Standardized weights are the weights you would get if you first convert all the raw data into z scores [Hack #26]: the distance of each raw score from the mean expressed in standard deviations.

The standardized weights have placed all predictors on the same scale. By doing this, the relative overlap of each predictor with the criterion can be fairly compared and understood. For example, with this data, it is probably appropriate to say that attitude explains twice as much about college GPA than does ACT performance, because the standardized weight for attitude is .603, about twice as much as the standardized weight for ACT scores (.321).

Why It Works

Multiple linear regression does a better job in predicting outcomes than simple linear regression because multiple regression uses an additional bit of information to compute the exact weights for each predictor. Multiple regression knows the correlation of each predictor with the other predictors and uses that to create more accurate weights.

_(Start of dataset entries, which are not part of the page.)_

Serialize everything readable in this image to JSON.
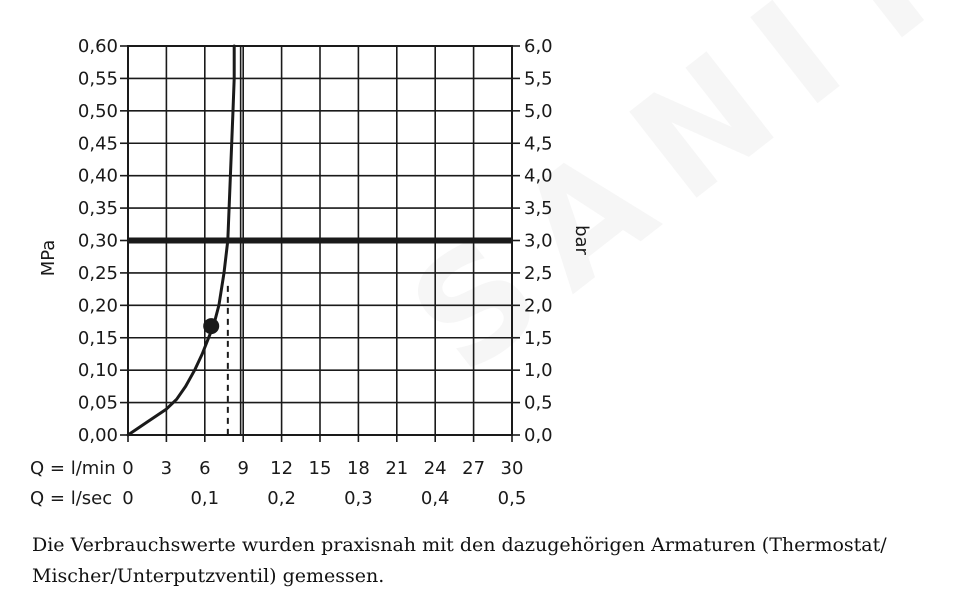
{
  "watermark": "SANITINO",
  "caption": {
    "line1": "Die Verbrauchswerte wurden praxisnah mit den dazugehörigen Armaturen (Thermostat/",
    "line2": "Mischer/Unterputzventil) gemessen."
  },
  "chart_data": {
    "type": "line",
    "grid": true,
    "left_axis": {
      "label": "MPa",
      "ylim": [
        0,
        0.6
      ],
      "ticks": [
        0,
        0.05,
        0.1,
        0.15,
        0.2,
        0.25,
        0.3,
        0.35,
        0.4,
        0.45,
        0.5,
        0.55,
        0.6
      ],
      "tick_labels": [
        "0,00",
        "0,05",
        "0,10",
        "0,15",
        "0,20",
        "0,25",
        "0,30",
        "0,35",
        "0,40",
        "0,45",
        "0,50",
        "0,55",
        "0,60"
      ]
    },
    "right_axis": {
      "label": "bar",
      "ylim": [
        0,
        6
      ],
      "tick_labels": [
        "0,0",
        "0,5",
        "1,0",
        "1,5",
        "2,0",
        "2,5",
        "3,0",
        "3,5",
        "4,0",
        "4,5",
        "5,0",
        "5,5",
        "6,0"
      ]
    },
    "x_axis_rows": [
      {
        "label": "Q = l/min",
        "xlim": [
          0,
          30
        ],
        "ticks": [
          0,
          3,
          6,
          9,
          12,
          15,
          18,
          21,
          24,
          27,
          30
        ],
        "tick_labels": [
          "0",
          "3",
          "6",
          "9",
          "12",
          "15",
          "18",
          "21",
          "24",
          "27",
          "30"
        ]
      },
      {
        "label": "Q = l/sec",
        "ticks": [
          0,
          6,
          12,
          18,
          24,
          30
        ],
        "tick_labels": [
          "0",
          "0,1",
          "0,2",
          "0,3",
          "0,4",
          "0,5"
        ]
      }
    ],
    "series": [
      {
        "x": [
          0,
          1.5,
          3,
          3.8,
          4.5,
          5.2,
          5.8,
          6.3,
          6.7,
          7.1,
          7.5,
          7.8,
          7.9,
          8.0,
          8.1,
          8.2,
          8.3,
          8.3
        ],
        "y": [
          0,
          0.02,
          0.04,
          0.055,
          0.075,
          0.1,
          0.125,
          0.15,
          0.17,
          0.2,
          0.25,
          0.3,
          0.35,
          0.4,
          0.45,
          0.5,
          0.55,
          0.6
        ]
      }
    ],
    "reference_line": {
      "y": 0.3
    },
    "marker_point": {
      "x": 6.5,
      "y": 0.168
    },
    "dashed_guide": {
      "x": 7.8,
      "y_top": 0.23
    },
    "vertical_line": {
      "x": 8.8
    }
  }
}
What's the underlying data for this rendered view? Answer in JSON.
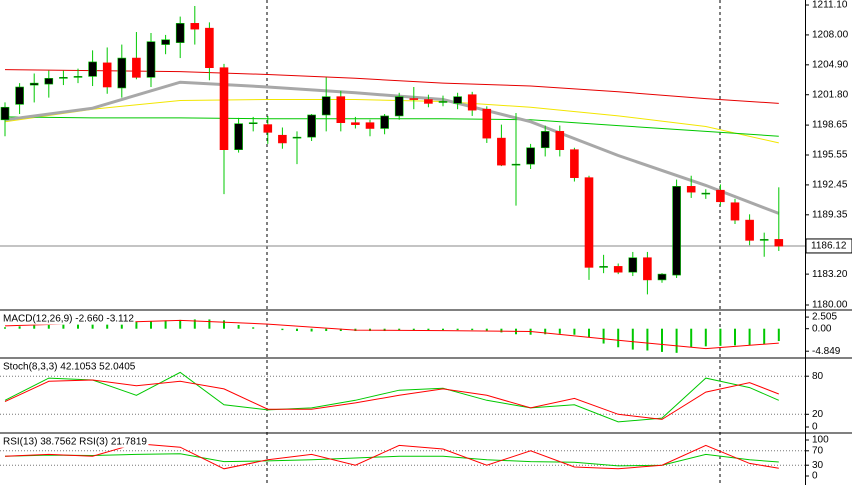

This bit of complexity is necessary because if the predictors are related to each other, they share some information. They aren't really independent sources of prediction if they correlate with each other. To make the regression equation as accurate as possible, statistical procedures remove the shared information from each predictor in the equation. This produces independent predictors that come at the criterion from different angles, producing the best prediction possible.

Imagine two predictor variables that correlate perfectly with each otherthat is, correlation equals 1.00. Using both variables in a regression equation would be no more accurate than using just one (doesn't matter which one) by itself. By extension, any overlap between predictors (i.e., any correlation between predictors greater or less than 0.00) is redundant information.

Figure 2-3 illustrates the use of multiple sources of independent information to estimate a criterion score.

Figure 2-3. Multiple predictors in multiple regression

The correlation information used to determine the weight for each predictor in multiple regression is not the one-to-one correlation between a predictor and the criterion. Instead, it is the correlation between a predictor and the criterion when the overlap among all the predictors has been removed.

This process produces predictor variables that are somewhat different than the actual measure variables. By statistically removing (or controlling for) the shared information among predictors, the predictors are conceptually different than they were before. As Figure 2-3 shows, now they are independent predictors with a different "shape." The correlations between these altered variables and the criterion variable are used to produce the weights.

Correlations between predictor variables and a criterion variable when all the redundant shared information has been statistically removed from the predictors are called partial correlations. Partial correlations are the one-on-one correlations you would get between each predictor and the criterion if the predictor variables do not correlate with each other.

Where Else It Works

Multiple regression is used every day by real people in the real world for one of two reasons. First, multiple regression allows for the construction of a prediction equation, so people can use scores on a group of variables that they have in front of them to estimate a score on another variable that they cannot have in front of them (because it is either in the future or cannot be measured easily for some reason). This is how the tool of multiple regression is used to solve problems in the world of applied science.

Multiple regression also allows for examination of the independent contribution that a group of variables make to some other variable. It allows us to see where there is information overlap among variables and build theories to understand or explain that overlap. This is how the tool of multiple regression is used to solve problems in the world of basic science.